July also saw another increase in border crossings, described by Homeland Security Secretary Alejandro Mayorkas as a “serious challenge” with “unprecedented” numbers of illegal aliens streaming in from Mexico.  There were 212,672 people apprehended at the border in a single month, up from June, and up over five times from the year before.  The number has increased every month since October 2020, going up even more dramatically after Biden took office and promised what he considers a more humane policy.  The Supreme Court is now involved, ordering Biden to reinstate Trump’s successful Remain in Mexico policy, a major embarrassment for an Administration that has waged an all out war against anything the former President did at the border and a renewed policy that threatens to anger progressives.  As described by Politico, “The possibility of resuming Migrant Protection Protocols or MPP — one of former President Donald Trump’s most contentious immigration policies — even while trying to soften it, has angered advocates who expected Biden to offer a more welcoming system for migrants.”  The plan, apparently, is Remain in Mexico Lite.  The world’s greatest satirists couldn’t make this up if they had a thousand years.

Afghanistan, of course, remains the most mortal potential threat.  On September 2, the mainstream media tried desperately to move on with little to no coverage on the home page of CNN, The New York Times, and other establishment outlets, but so long as Americans remain there and the Taliban has inspired terrorists around the world, the story cannot be dismissed so easily.  Reports over the weekend suggest that anywhere from 4-6 chartered flights believed to have Americans on board were held up in Afghanistan by the Taliban demanding concessions, essentially what seems to be a hostage situation.  You know things are not going well when progressive Senator Richard Blumenthal lashes out on Twitter.  “I have been deeply frustrated, even furious, at our government’s delay and inaction.  There will be plenty of time to seek accountability for the inexcusable bureaucratic red tape that stranded so many of our Afghan allies.”  There’s no word on whether or not Press Secretary Jen Psaki objects to his use of the word “stranded,” but obviously this is a situation that could literally explode at any moment.

It’s also one that, like so many of these others, Biden seems powerless to change.  We have no assets on the ground in Afghanistan and the best we can do is cajole or bribe the Taliban.  Coronavirus is mutating as viruses do and the more potent strains are less affected by the vaccine or the vaccine is losing its potency in general.  The progressive left will not stop their demands for more spending and new government programs, regardless of the impact on the job market or inflation, nor will they give up their dreams of an open border.  In short, there is no reset button for Biden to hit in case of emergency, at least not one that I can see.

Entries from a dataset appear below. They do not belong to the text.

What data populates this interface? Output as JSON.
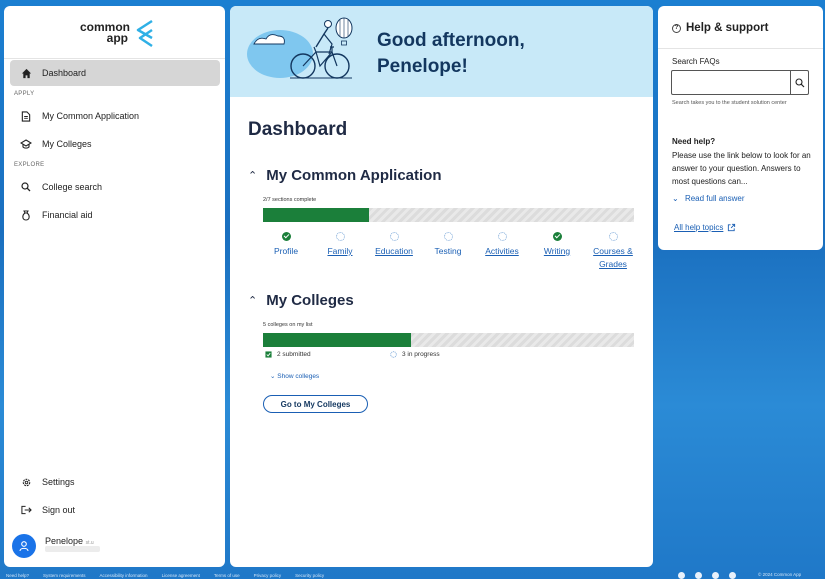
{
  "brand": {
    "line1": "common",
    "line2": "app"
  },
  "sidebar": {
    "dashboard": "Dashboard",
    "section_apply": "APPLY",
    "my_common_app": "My Common Application",
    "my_colleges": "My Colleges",
    "section_explore": "EXPLORE",
    "college_search": "College search",
    "financial_aid": "Financial aid",
    "settings": "Settings",
    "sign_out": "Sign out",
    "user_name": "Penelope",
    "user_suffix": "st.u"
  },
  "banner": {
    "greeting_line1": "Good afternoon,",
    "greeting_line2": "Penelope!"
  },
  "main": {
    "title": "Dashboard",
    "common_app": {
      "heading": "My Common Application",
      "progress_label": "2/7 sections complete",
      "progress_fraction": 0.2857,
      "steps": [
        {
          "label": "Profile",
          "done": true,
          "link": false
        },
        {
          "label": "Family",
          "done": false,
          "link": true
        },
        {
          "label": "Education",
          "done": false,
          "link": true
        },
        {
          "label": "Testing",
          "done": false,
          "link": false
        },
        {
          "label": "Activities",
          "done": false,
          "link": true
        },
        {
          "label": "Writing",
          "done": true,
          "link": true
        },
        {
          "label": "Courses & Grades",
          "done": false,
          "link": true
        }
      ]
    },
    "colleges": {
      "heading": "My Colleges",
      "list_label": "5 colleges on my list",
      "progress_fraction": 0.4,
      "submitted": "2 submitted",
      "in_progress": "3 in progress",
      "show_colleges": "Show colleges",
      "go_button": "Go to My Colleges"
    }
  },
  "help": {
    "title": "Help & support",
    "search_label": "Search FAQs",
    "search_value": "",
    "search_hint": "Search takes you to the student solution center",
    "need_help": "Need help?",
    "need_help_body": "Please use the link below to look for an answer to your question. Answers to most questions can...",
    "read_full": "Read full answer",
    "all_topics": "All help topics"
  },
  "footer": {
    "links": [
      "Need help?",
      "System requirements",
      "Accessibility information",
      "License agreement",
      "Terms of use",
      "Privacy policy",
      "Security policy"
    ],
    "copyright": "© 2024 Common App"
  },
  "colors": {
    "accent": "#1a5fb4",
    "success": "#1b7f3a",
    "banner": "#c8e9f8",
    "background": "#1b7fd1"
  }
}
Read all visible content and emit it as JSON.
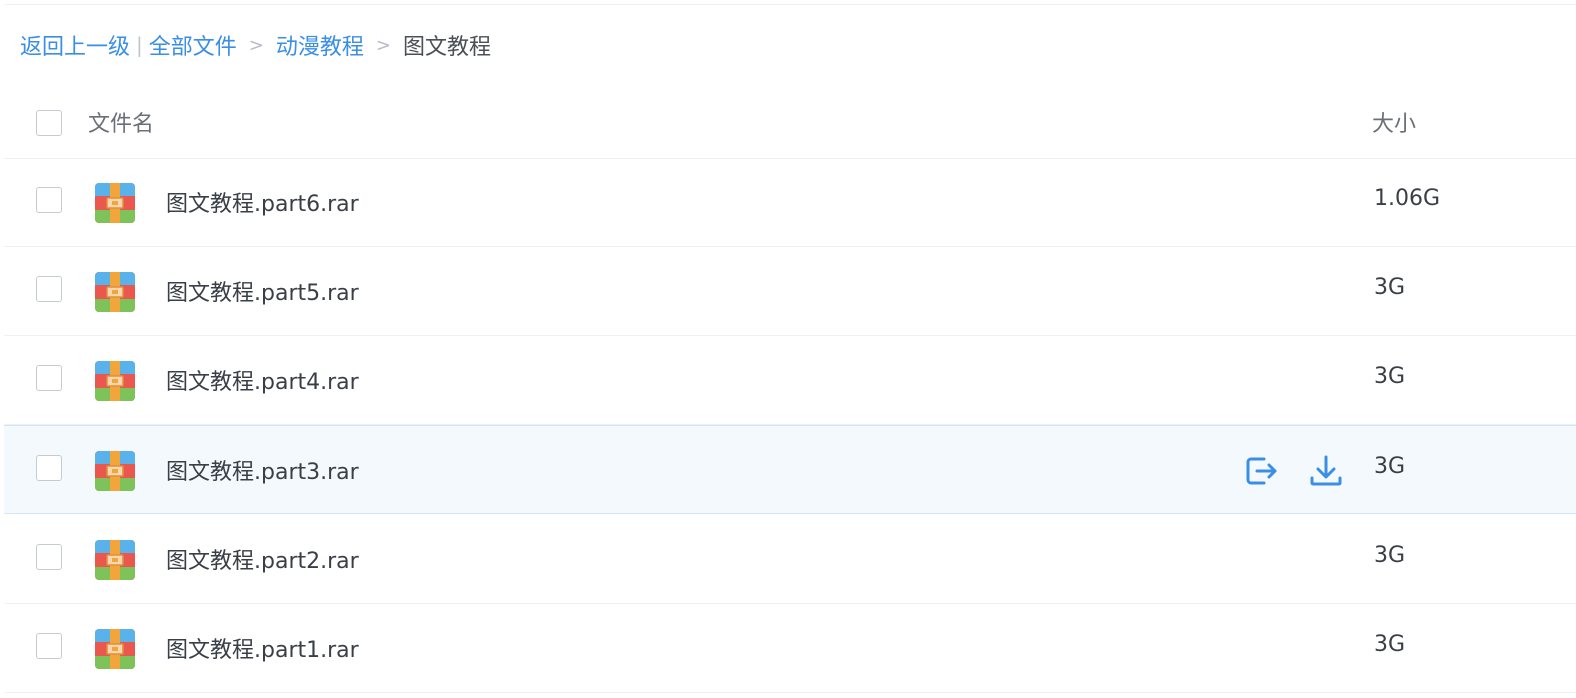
{
  "breadcrumb": {
    "back": "返回上一级",
    "divider": "|",
    "separator": ">",
    "items": [
      "全部文件",
      "动漫教程"
    ],
    "current": "图文教程"
  },
  "table": {
    "headers": {
      "name": "文件名",
      "size": "大小"
    },
    "rows": [
      {
        "name": "图文教程.part6.rar",
        "size": "1.06G",
        "icon": "rar-archive-icon"
      },
      {
        "name": "图文教程.part5.rar",
        "size": "3G",
        "icon": "rar-archive-icon"
      },
      {
        "name": "图文教程.part4.rar",
        "size": "3G",
        "icon": "rar-archive-icon"
      },
      {
        "name": "图文教程.part3.rar",
        "size": "3G",
        "icon": "rar-archive-icon",
        "hovered": true
      },
      {
        "name": "图文教程.part2.rar",
        "size": "3G",
        "icon": "rar-archive-icon"
      },
      {
        "name": "图文教程.part1.rar",
        "size": "3G",
        "icon": "rar-archive-icon"
      }
    ]
  },
  "row_actions": {
    "share_icon": "share-out-icon",
    "download_icon": "download-icon"
  },
  "colors": {
    "link": "#3a8ee6",
    "hover_row_bg": "#f4f9fe",
    "action_icon": "#3a8ee6"
  }
}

How dire is the situation?  Of course, the future remains to be seen, but even friendly sources like CNN’s resident propagandist, Stephen Collinson are concerned, very concerned.  Last Friday, Mr. Collinson declared that “7 Months In, It’s the Worst of Times for Democrats.”  In what may well be an early obituary for the Biden Presidency, he continues, “Both the premise and promise of Joe Biden’s presidency and a possibly brief Democratic grip on Washington are suddenly on the line, as the legacy of past electoral disappointments and harsh realities of power suddenly converge.”  In other words, Biden’s in a box, the walls are closing in, and the whole thing is sinking fast.  This is unprecedented so early into a Presidency in the modern era, and where we go over more than three years left in office is anybody’s guess.